Naquele jogo tão importante contra o Atlanta, o Náutico estava, portanto, devidamente enxertado, era bem mais uma seleção – Fernando Rodrigues, Zé Orlando, Bermudes, Sidinho e Siduca, estrelas do nosso futebol, e que pertenciam ao Sport, Tramways e Santa Cruz, vestiam a camisa alvirrubra, ao lado de gente não menos famosa, os velhos conhecidos da torcida timbu: Édson, Zezé, Fernando, Artur, Celso e outros.
Entre os jogadores que reforçaram o Náutico, um deles era figura obrigatória nesse esquema, ora jogado pelos timbus, como naquela noite, ora aparecendo com a jaqueta do Sport, quando era o time leonino que ia jogar. Tratava-se de Siduca, um dos ídolos da torcida coral. Siduca era um fora de série. Um ponta-esquerda altamente técnico, indiscutivelmente o melhor do futebol pernambucano de todos os tempos.
O Náutico – em que pese a presença de Siduca e dos outros reforços – foi derrotado no seu primeiro confronto internacional, caindo pelo extravagante escore de 10 x 6. O primeiro-tempo acabou igual: 5x5. Na fase final, porém, os platinos fizeram valer o melhor preparo físico e a maior experiência. Artur Carvalheira foi a grande figura dos pernambucanos, marcando quatro gols, da mesma maneira como costumava fazer nos goleiros daqui. O cronista esportivo do Diário de Pernambuco, citado por Givanildo Alves (História do Futebol em Pernambuco, Recife, edição 1978), ficou deveras extasiado com a exibição dos portenhos, verdadeiros bailarinos: – “Recife pode ter assistido a um jogo de conjunto superior ao do Atlanta, mas não nos lembramos...”, era como encerrava seu comentário, na edição do dia seguinte, o deslumbrado repórter.

IRMÃOS CARVALHEIRA

Como sempre, a maior atração do Náutico no amistoso com o Atalanta foi a presença de Zezé, Arthur e Fernando, os notáveis irmãos Carvalheira. No decorrer do jogo, saiu Zezé para a entrada de Emídio, também Carvalheira.

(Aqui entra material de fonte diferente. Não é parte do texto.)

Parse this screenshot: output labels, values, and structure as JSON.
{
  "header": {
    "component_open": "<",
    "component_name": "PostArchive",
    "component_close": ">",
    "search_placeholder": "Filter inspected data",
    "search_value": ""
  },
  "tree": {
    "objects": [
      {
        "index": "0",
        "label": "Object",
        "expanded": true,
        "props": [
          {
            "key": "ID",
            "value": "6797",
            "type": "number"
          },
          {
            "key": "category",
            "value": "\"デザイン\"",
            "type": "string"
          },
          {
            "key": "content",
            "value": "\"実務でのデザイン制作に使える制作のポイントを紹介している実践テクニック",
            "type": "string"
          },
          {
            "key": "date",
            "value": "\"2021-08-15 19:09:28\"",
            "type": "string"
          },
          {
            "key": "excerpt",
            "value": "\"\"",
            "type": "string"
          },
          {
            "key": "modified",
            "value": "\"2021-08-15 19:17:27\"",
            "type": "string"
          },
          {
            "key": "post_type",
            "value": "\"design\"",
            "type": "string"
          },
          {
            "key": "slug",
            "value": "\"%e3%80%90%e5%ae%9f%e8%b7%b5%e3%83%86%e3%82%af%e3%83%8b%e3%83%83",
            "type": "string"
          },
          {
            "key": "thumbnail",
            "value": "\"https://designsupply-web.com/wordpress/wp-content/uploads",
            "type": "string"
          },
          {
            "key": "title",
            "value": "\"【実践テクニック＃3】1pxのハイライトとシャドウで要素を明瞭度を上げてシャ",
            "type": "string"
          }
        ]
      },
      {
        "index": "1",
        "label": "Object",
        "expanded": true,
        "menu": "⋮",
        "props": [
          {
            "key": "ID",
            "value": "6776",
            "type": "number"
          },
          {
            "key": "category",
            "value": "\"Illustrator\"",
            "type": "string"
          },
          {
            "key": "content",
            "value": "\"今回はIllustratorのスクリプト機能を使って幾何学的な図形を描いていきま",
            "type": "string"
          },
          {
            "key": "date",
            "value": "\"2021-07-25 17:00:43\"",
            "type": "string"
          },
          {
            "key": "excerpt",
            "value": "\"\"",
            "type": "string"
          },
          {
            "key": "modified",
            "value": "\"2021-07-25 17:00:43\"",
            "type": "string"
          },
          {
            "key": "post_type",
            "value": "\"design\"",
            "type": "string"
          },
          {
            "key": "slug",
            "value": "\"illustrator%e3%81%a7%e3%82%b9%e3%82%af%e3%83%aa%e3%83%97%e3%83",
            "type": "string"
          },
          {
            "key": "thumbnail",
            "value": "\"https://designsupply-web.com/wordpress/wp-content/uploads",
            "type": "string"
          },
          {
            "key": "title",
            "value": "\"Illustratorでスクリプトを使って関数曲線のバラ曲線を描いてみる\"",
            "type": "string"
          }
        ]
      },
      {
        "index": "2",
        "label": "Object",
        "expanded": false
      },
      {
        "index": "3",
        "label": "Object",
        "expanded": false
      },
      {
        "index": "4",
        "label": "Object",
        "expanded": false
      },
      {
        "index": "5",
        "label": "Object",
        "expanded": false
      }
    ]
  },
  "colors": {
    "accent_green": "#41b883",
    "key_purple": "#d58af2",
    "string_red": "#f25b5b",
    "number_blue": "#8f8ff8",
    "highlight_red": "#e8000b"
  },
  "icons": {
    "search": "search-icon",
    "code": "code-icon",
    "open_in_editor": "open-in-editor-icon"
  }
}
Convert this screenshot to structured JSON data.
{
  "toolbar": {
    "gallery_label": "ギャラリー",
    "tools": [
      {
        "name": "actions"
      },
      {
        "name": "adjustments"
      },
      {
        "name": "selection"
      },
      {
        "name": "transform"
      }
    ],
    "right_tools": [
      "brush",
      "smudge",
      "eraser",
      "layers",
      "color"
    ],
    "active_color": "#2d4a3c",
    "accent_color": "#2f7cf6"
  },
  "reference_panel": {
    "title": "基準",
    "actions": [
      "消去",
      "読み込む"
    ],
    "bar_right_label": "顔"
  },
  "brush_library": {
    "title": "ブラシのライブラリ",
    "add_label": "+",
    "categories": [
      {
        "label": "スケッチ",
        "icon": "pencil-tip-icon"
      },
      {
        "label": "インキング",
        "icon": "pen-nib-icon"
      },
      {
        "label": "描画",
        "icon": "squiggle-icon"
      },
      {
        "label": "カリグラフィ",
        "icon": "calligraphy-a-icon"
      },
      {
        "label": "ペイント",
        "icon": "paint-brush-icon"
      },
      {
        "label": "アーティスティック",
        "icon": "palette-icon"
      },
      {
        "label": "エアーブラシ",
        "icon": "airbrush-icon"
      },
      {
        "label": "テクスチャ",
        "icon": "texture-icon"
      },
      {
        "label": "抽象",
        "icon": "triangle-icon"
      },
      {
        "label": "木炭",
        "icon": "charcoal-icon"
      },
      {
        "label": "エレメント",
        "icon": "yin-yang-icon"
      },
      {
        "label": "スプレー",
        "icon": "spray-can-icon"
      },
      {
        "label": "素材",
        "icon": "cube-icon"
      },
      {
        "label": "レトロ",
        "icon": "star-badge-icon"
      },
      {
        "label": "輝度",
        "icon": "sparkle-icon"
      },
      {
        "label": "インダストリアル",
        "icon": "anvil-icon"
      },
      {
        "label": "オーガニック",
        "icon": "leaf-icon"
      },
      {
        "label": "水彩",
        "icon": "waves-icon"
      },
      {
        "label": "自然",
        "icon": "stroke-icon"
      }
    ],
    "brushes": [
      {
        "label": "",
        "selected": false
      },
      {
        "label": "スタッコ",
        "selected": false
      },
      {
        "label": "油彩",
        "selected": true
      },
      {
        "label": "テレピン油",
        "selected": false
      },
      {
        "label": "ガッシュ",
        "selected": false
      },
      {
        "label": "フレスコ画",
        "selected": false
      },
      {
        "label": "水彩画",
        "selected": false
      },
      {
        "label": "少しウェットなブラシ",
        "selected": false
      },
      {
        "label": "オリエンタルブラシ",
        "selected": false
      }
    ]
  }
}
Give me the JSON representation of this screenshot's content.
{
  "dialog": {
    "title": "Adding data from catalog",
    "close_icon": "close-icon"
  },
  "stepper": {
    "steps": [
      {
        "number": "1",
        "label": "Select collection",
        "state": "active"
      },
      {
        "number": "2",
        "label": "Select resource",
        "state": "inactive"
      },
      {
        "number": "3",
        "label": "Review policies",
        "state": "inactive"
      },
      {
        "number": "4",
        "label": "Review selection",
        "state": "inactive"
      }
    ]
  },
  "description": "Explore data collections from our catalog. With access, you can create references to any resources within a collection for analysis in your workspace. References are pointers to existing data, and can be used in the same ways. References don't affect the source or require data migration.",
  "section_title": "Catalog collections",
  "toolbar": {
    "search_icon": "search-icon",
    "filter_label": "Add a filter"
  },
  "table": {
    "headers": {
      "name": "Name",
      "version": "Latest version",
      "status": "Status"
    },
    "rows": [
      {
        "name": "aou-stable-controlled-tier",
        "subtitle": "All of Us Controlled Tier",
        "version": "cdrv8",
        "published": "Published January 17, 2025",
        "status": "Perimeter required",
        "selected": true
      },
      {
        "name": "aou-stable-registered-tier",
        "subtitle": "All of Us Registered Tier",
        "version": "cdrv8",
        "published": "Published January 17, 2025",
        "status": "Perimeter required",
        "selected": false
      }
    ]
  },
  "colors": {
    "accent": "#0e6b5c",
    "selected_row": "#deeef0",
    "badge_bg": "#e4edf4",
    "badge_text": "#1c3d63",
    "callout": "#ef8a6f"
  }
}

O time pernambucano alinhou, de acordo com a formação da época: Orlando (Muniz); Fernando e Salsinha; Zé Orlando, Edson Lima e Ernani; Zezé Carvalheira (Emídio Carvalheira), Arthur Carvalheira, Fernando Carvalheira, Bermudes (Sidinho I) e Celso (Siduca.
O amistoso internacional foi dirigido por Manuel Pedro, conhecido como Né. O Náutico estava sem técnico após a saída do paulista Joaquim Loureiro e até a contratação de um novo treinador era dirigido pelo diretor de futebol de plantão.
O ponta-direita Zezé Carvalheira destacou-se naquele jogo, assinalando três dos seis gols alvirrubros. Os outros foram marcados por Zezé Carvalheira, Sidinho I e Siduca.